Make sure the file is executable:

 chmod +x reducer.py


Testing

  • Make sur your two programs work. Here's a simple series of test you can run:
  cat mapper.py | mapper.py
This will make mapper.py output all the words that make up its code.
 cat mapper.py | mapper.py | sort | reducer.py 
This will generate the (unsorted) frequencies of all the unique words (punctuated or not) in mapper.py.

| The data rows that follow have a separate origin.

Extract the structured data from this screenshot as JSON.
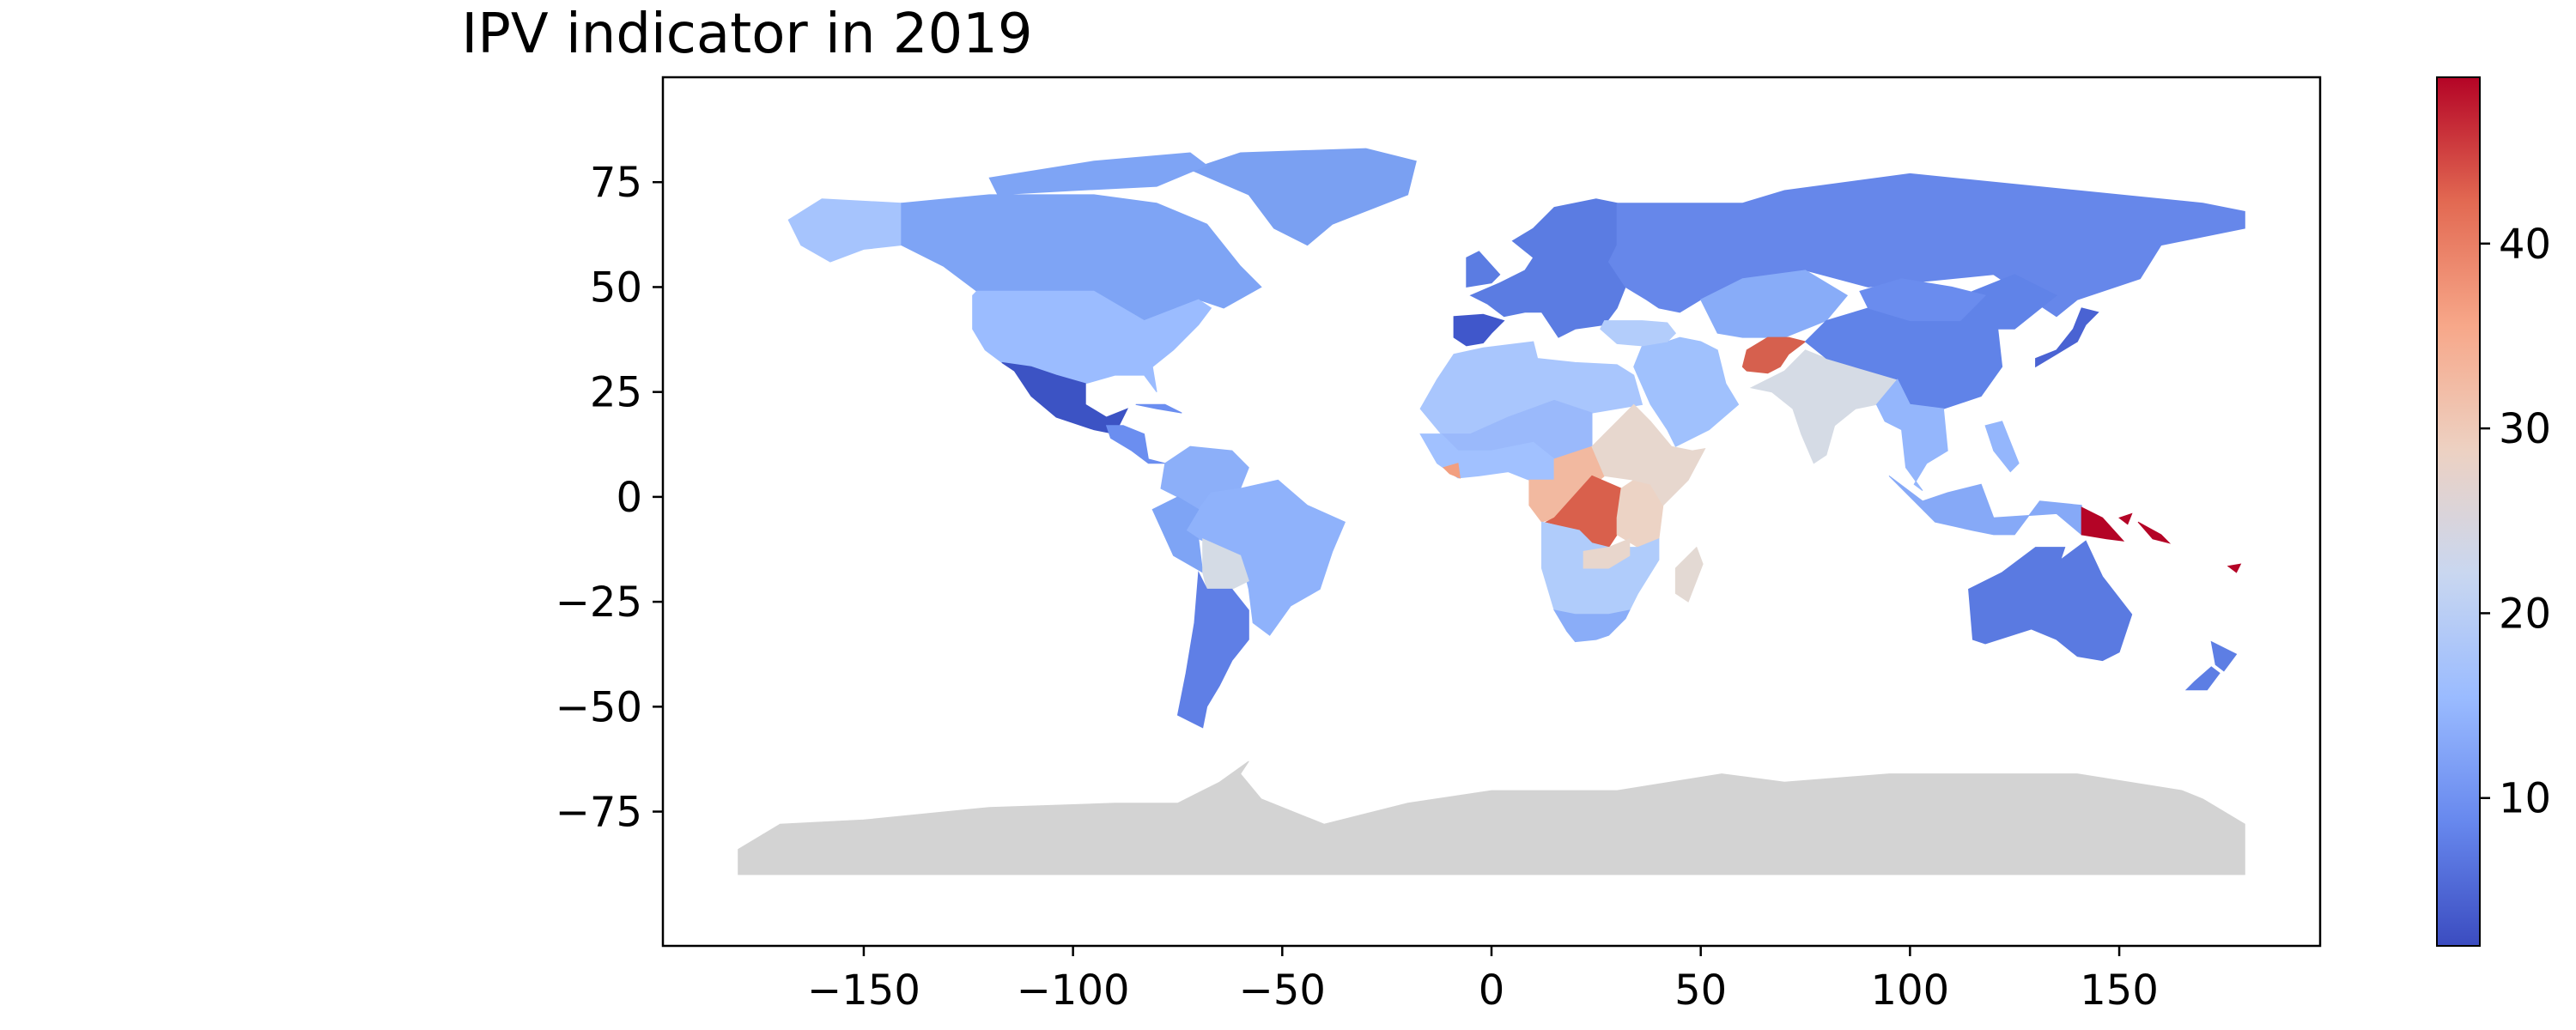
{
  "chart_data": {
    "type": "choropleth-map",
    "title": "IPV indicator in 2019",
    "xlabel": "",
    "ylabel": "",
    "xlim": [
      -198,
      198
    ],
    "ylim": [
      -107,
      100
    ],
    "xticks": [
      -150,
      -100,
      -50,
      0,
      50,
      100,
      150
    ],
    "xtick_labels": [
      "−150",
      "−100",
      "−50",
      "0",
      "50",
      "100",
      "150"
    ],
    "yticks": [
      75,
      50,
      25,
      0,
      -25,
      -50,
      -75
    ],
    "ytick_labels": [
      "75",
      "50",
      "25",
      "0",
      "−25",
      "−50",
      "−75"
    ],
    "colorbar": {
      "cmap": "coolwarm",
      "range": [
        2,
        49
      ],
      "ticks": [
        10,
        20,
        30,
        40
      ],
      "tick_labels": [
        "10",
        "20",
        "30",
        "40"
      ],
      "colors_low_to_high": [
        "#3b4cc0",
        "#6788ee",
        "#9abbff",
        "#c9d7f0",
        "#edd1c2",
        "#f7a789",
        "#e26952",
        "#b40426"
      ]
    },
    "missing_color": "#d3d3d3",
    "regions": [
      {
        "name": "Greenland",
        "value": 10,
        "color": "#7aa0f2"
      },
      {
        "name": "Alaska",
        "value": 17,
        "color": "#a6c4fd"
      },
      {
        "name": "Canada",
        "value": 11,
        "color": "#7ea4f5"
      },
      {
        "name": "United States",
        "value": 16,
        "color": "#9bbcff"
      },
      {
        "name": "Mexico",
        "value": 5,
        "color": "#3c53c4"
      },
      {
        "name": "Central America",
        "value": 9,
        "color": "#6b8ef0"
      },
      {
        "name": "Colombia/Venezuela",
        "value": 12,
        "color": "#8caff9"
      },
      {
        "name": "Brazil",
        "value": 13,
        "color": "#8fb2fb"
      },
      {
        "name": "Peru",
        "value": 10,
        "color": "#7ea4f5"
      },
      {
        "name": "Bolivia",
        "value": 25,
        "color": "#d4dbe5"
      },
      {
        "name": "Argentina/Chile",
        "value": 7,
        "color": "#5f7fe6"
      },
      {
        "name": "Europe",
        "value": 7,
        "color": "#5b7ce2"
      },
      {
        "name": "Spain",
        "value": 4,
        "color": "#4057cb"
      },
      {
        "name": "Russia",
        "value": 8,
        "color": "#6687ea"
      },
      {
        "name": "North Africa",
        "value": 17,
        "color": "#a9c6fd"
      },
      {
        "name": "Sahel",
        "value": 14,
        "color": "#9ab9fb"
      },
      {
        "name": "Middle East",
        "value": 15,
        "color": "#a0c1fd"
      },
      {
        "name": "Turkey",
        "value": 18,
        "color": "#b3cdfb"
      },
      {
        "name": "Central Asia",
        "value": 12,
        "color": "#88acf8"
      },
      {
        "name": "Afghanistan",
        "value": 44,
        "color": "#d6604e"
      },
      {
        "name": "India",
        "value": 25,
        "color": "#d5dbe5"
      },
      {
        "name": "China",
        "value": 8,
        "color": "#6083e8"
      },
      {
        "name": "Mongolia",
        "value": 8,
        "color": "#6a8cee"
      },
      {
        "name": "Japan",
        "value": 5,
        "color": "#4a63d3"
      },
      {
        "name": "Southeast Asia",
        "value": 14,
        "color": "#94b6fc"
      },
      {
        "name": "Indonesia",
        "value": 12,
        "color": "#86a9f7"
      },
      {
        "name": "Papua New Guinea",
        "value": 49,
        "color": "#b40426"
      },
      {
        "name": "Australia",
        "value": 7,
        "color": "#5a7ae1"
      },
      {
        "name": "New Zealand",
        "value": 7,
        "color": "#5d7ee4"
      },
      {
        "name": "West Africa",
        "value": 16,
        "color": "#a1c1ff"
      },
      {
        "name": "Liberia",
        "value": 36,
        "color": "#f29f80"
      },
      {
        "name": "Central Africa",
        "value": 33,
        "color": "#f2b9a0"
      },
      {
        "name": "DR Congo",
        "value": 43,
        "color": "#d9604c"
      },
      {
        "name": "East Africa",
        "value": 30,
        "color": "#ecd3c5"
      },
      {
        "name": "Ethiopia",
        "value": 28,
        "color": "#e7d7ce"
      },
      {
        "name": "Southern Africa",
        "value": 18,
        "color": "#b0ccfb"
      },
      {
        "name": "Zambia",
        "value": 28,
        "color": "#e8d6cc"
      },
      {
        "name": "Madagascar",
        "value": 28,
        "color": "#e3d9d3"
      },
      {
        "name": "South Africa",
        "value": 12,
        "color": "#8aadf8"
      },
      {
        "name": "Antarctica",
        "value": null,
        "color": "#d3d3d3"
      }
    ]
  }
}
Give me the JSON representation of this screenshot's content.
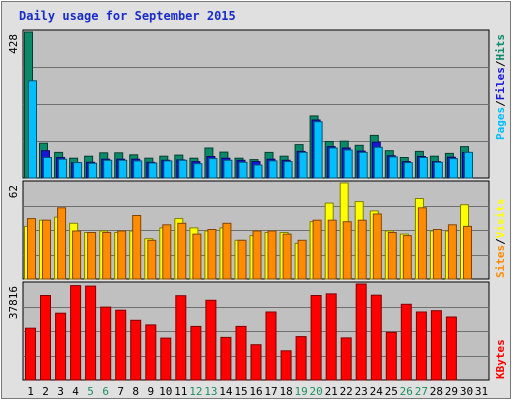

Running on the Hadoop Cluster

  • Let's run the Python code on the Ulysses.txt file.
  • We'll assume that the Python code is stored in ~hadoop/352/dft/python
  • We'll assume that the streaming java library is in ~hadoop/contrib/streaming/streaming-0.19.2-streaming.jar
  • We'll also assume that ulysses.txt is in dft and that we want the output in dft-output:
cd
cd 352/dft/python
hadoop dfs -rmr dft1-output 
hadoop jar /home/hadoop/hadoop/contrib/streaming/hadoop-0.19.2-streaming.jar -file ./mapper.py \
        -mapper ./mapper.py -file ./reducer.py -reducer ./reducer.py  -input dft -output dft-output

Changing the number of Reducers

  • To change the number of reducers, simply add this switch -jobconf mapred.reduce.tasks=16 to the command line:
cd
cd 352/dft/python
hadoop dfs -rmr dft1-output 
hadoop jar /home/hadoop/hadoop/contrib/streaming/hadoop-0.19.2-streaming.jar \
        -jobconf mapred.reduce.tasks=16 \
        -file ./mapper.py \
        -mapper ./mapper.py \
        -file ./reducer.py \
        -reducer ./reducer.py \  
        -input dft -output dft-output


References

  1. Michael Noll, Writing an Hadoop MapReduce Program in Python, www.michael-noll.com.
  2. Hadoop, the definitive guide, Tim White, O'Reilly Media, June 2009, ISBN 0596521979. The Web site for the book is http://www.hadoopbook.com/